Colloids consist of supramolecular nanoparticles dispersed in a solvent. While the
prefix nano indicates that these particles have at least one of their dimensions in the submicrometer range, the term supramolecular stresses that their characteristic length scale, typically between 10 nm and 10 μm, is significantly larger than that of conventional molecules. The dynamics of colloidal particles is substantially controlled by the collisions with the solvent molecules and is usually referred to as Brownian motion, originating from a thermal energy of the order of kT per particle.

Colloids of anisotropic particles exhibit a specially rich phase behaviour including many LCs, which are states of matter with properties in between those of a crystal and a fluid. LCs are usually classified in terms of positional and orientational order. In particular, nematic LCs exhibit long-range orientational order, but lack long-range positional order.

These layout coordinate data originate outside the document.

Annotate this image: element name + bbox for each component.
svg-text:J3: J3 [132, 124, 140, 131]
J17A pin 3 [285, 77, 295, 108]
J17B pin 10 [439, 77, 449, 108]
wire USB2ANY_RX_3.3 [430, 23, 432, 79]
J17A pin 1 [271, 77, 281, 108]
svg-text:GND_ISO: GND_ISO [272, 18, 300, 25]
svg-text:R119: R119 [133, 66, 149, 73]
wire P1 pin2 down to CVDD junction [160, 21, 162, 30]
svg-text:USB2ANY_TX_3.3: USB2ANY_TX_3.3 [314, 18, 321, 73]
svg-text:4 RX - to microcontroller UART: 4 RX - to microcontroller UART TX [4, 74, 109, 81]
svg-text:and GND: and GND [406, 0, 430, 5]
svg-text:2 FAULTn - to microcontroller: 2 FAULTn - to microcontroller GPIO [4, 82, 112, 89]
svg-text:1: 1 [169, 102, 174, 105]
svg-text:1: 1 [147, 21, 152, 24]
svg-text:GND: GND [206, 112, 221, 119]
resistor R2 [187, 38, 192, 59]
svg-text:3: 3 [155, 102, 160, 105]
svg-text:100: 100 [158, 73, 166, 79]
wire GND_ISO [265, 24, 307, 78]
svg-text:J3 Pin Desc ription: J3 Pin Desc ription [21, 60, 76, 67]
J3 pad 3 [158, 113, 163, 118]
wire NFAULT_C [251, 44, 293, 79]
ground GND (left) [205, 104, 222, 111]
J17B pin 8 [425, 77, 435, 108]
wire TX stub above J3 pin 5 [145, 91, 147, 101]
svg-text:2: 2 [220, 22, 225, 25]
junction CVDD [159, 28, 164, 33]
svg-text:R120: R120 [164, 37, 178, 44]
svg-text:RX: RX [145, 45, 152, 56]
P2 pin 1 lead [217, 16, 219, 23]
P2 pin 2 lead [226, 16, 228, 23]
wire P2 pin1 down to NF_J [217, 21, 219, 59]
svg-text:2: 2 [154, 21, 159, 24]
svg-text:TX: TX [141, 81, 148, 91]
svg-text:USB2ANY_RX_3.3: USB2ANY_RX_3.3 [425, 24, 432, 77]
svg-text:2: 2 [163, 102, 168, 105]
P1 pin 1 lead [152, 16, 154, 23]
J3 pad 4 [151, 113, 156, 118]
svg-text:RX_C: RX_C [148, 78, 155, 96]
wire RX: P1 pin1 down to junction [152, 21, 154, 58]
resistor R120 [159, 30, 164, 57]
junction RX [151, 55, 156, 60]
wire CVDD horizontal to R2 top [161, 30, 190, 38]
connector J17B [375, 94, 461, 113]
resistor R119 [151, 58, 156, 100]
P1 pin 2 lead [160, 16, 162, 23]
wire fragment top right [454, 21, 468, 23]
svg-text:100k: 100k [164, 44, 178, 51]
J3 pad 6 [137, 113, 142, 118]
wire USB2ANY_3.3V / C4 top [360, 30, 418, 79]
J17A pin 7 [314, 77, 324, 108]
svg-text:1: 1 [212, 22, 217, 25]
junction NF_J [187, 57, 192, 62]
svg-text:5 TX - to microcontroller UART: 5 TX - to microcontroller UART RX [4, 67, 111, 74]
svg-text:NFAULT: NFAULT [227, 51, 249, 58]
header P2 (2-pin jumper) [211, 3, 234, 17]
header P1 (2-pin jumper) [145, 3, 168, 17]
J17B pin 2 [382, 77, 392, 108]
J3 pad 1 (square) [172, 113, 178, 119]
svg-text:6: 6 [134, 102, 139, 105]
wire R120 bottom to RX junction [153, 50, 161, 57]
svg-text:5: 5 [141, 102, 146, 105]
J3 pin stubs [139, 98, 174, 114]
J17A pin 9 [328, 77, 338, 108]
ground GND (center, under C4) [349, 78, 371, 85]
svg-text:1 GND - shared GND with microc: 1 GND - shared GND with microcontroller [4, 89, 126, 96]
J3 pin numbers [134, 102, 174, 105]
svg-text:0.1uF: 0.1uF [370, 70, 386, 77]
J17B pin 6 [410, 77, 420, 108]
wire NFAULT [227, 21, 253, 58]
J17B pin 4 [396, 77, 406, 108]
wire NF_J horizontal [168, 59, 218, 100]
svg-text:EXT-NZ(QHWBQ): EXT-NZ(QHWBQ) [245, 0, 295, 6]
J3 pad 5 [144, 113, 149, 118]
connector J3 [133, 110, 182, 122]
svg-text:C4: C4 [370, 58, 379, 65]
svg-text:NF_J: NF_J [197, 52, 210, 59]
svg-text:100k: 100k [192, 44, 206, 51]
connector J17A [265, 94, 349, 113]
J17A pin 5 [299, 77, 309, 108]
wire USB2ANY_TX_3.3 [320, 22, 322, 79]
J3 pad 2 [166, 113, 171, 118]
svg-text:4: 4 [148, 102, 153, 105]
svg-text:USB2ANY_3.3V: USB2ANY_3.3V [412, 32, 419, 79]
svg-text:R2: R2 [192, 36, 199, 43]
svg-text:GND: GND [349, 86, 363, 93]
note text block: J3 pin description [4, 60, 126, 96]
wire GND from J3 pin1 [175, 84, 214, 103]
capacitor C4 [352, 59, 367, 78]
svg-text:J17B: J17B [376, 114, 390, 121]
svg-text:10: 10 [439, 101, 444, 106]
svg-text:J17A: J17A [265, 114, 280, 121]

The uniaxial nematic (NU) phase has a single director indicating the preferred direction of the orientationally ordered particles, while the N B phase exhibits 3 orthogonal directors. This unique feature has made the NB phase an appealing candidate for display devices.
Nevertheless, stable NB phases are rarely observed because competing LC morphologies (e.g. smectic phase) limit or preclude its existence.

The experimental discovery of a highly stable colloidal NB phase at room temperature has opened up an opportunity to consider its applicability in displays. However, prior to exploring the feasibility of this challenging technology, it is crucial to acquire a full picture of the laws underpinning the equilibrium and dynamical properties of colloidal NB phases, whose fundamental understanding constitutes the aim of this project.